11

I am reading the book Java Concurrecny in practice. On page 85 section 5.2.1 it talks about the ConcurrentHashMap and its advantages. However, in one part, the books claims that

the iterators returned by ConcurrentHashMap is weakly consistent. This means that this iterator can tolerate concurrent modification, traverses elements as they existed when iterator was constructed, and may (but not guaranteed to) reflect modifications to the collection after the construction of the iterator.

From why I understand the whole point of synchronization in concurrent programs is to allow thread accessing a shared resource in a consistent way, where as ConcurrentHashMap is not really fulfilling this. Then why using it at all?

Hossein
  • 40,161
  • 57
  • 141
  • 175

3 Answers3

19

The point is to avoid synchronization when you don't need it. If you don't mind seeing new elements in some cases and not seeing them in others, using ConcurrentHashMap's iterator can be significantly cheaper than either preventing other threads from adding items while you're iterating or taking a consistent snapshot when the iterator is created.

So yes, when you need synchronization and a consistent iterator, you'll need an alternative - but when you don't, you can take advantage of the more efficient iterator provided by ConcurrentHashMap.

Jon Skeet
  • 1,421,763
  • 867
  • 9,128
  • 9,194
  • Does ConcurrentHashMap have synchronizations itself in its implementations? – Hossein Dec 29 '12 at 17:26
  • 1
    @Hossein: I don't know offhand - but you can look at the source as easily as I can :) The docs suggest there may be synchronization in write access but not read: "However, even though all operations are thread-safe, retrieval operations do not entail locking, and there is not any support for locking the entire table in a way that prevents all access." – Jon Skeet Dec 29 '12 at 17:27
  • 1
    @Hossein: IIRC the `ConcurrentHashMap` is lock-free implementation so it does not have synchronization in traditional sense but use atomics and special algorithms to avoid mutexes. It makes it faster as mutexes can be too heavyweight in some applications (setting asside the cost of it itself it allows only 1 thread running at a time) but it is not fully syncronized. – Maciej Piechotka Dec 29 '12 at 17:32
  • 3
    @Maciej: `ConcurrentHashMap` is a lock striping implementation and the default concurrency level is 16. – Prince John Wesley Dec 29 '12 at 17:48
  • @PrinceJohnWesley: Ups. Sorry - my bad (I saw `ConcurrentHashMap` read `ConcurrentSkipListMap`). – Maciej Piechotka Dec 29 '12 at 17:50
2

ConcurrentHashMap is supposed to be thread-safe, by contract. However, it is not supposed to be consistent across threads.

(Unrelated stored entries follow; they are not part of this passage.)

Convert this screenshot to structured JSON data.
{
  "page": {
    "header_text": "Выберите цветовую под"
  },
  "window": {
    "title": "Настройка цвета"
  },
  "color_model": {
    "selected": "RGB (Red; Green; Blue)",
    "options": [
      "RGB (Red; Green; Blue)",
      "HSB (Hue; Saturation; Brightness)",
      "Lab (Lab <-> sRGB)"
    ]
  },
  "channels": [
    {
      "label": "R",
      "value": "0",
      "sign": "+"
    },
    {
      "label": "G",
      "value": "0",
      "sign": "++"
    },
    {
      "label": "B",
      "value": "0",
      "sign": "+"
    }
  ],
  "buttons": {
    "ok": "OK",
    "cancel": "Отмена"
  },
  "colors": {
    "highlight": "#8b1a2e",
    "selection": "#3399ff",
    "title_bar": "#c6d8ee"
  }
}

When you iterate over a ConcurrentHashMap, the iterator grabs a copy of the hash map at the moment you asked for it (and this copy is made in a thread-safe manner) and you iterate over that copy. And yes, nothing guarantees you that while you are iterating over that copy, some map entries won't be removed. But the map entries which would be removed in such a manner woud still exist in your iterator.

fge
  • 119,121
  • 33
  • 254
  • 329
  • Such entries _might_ not _would_ exists in iterator. – Maciej Piechotka Dec 29 '12 at 17:33
  • No, "would". If it were "might" and it didn't, you'd get a `ConcurrentModificationException`. – fge Dec 29 '12 at 17:40
  • From Java SDK documentation "They do not throw ConcurrentModificationException`.". – Maciej Piechotka Dec 29 '12 at 17:48
  • Yes, because at the time of the copy, all entries for a given hash bucket are copied over -- but they may be removed from the map while you iterate. – fge Dec 29 '12 at 18:48
  • The `Iterator` of `ConcurrentHashMap` doesn't work against a copy. It's possible that it will return entries that were added after the `Iterator` was created, and even after you have already received some elements from it. I have tried it and *sometimes* that happens in reality (Java 8). Otherwise it wouldn't be *weakly* consistent. – ddekany Sep 21 '17 at 16:08
2

Everything depends on how strong consistency you need. If you need strong one - than mutexes or other subset of operations would provide what you need.

However sometimes you need much weaker requirements but for example you need say lock-free property as you need to guarantee the throughput. On the other hand you may not need iterators at all or have much weaker restrictions on them.

So if all you need is map shared across threads ConcurrentHashMap (say place in theatre to person booking it) would provide what you need - and it may be much faster if you have many working threads as you avoid mutex synchronization. On the other hand the speed comes at a cost - the view provided by iterator does not necessary corresponds to state of collection at it's creation and it might miss some elements created afterwords (in general in multiprocessor systems happens-before relationship is tricky).

Edit: As Prince John Wesley pointed out I thought about ConcurrentSkipListMap while seeing and writing. ConcurrentHashMap. Most of the points still stand except the parts about being lock-free (as well as everything that comes from it like guaranteed throughput etc.).

Maciej Piechotka
  • 7,028
  • 6
  • 39
  • 61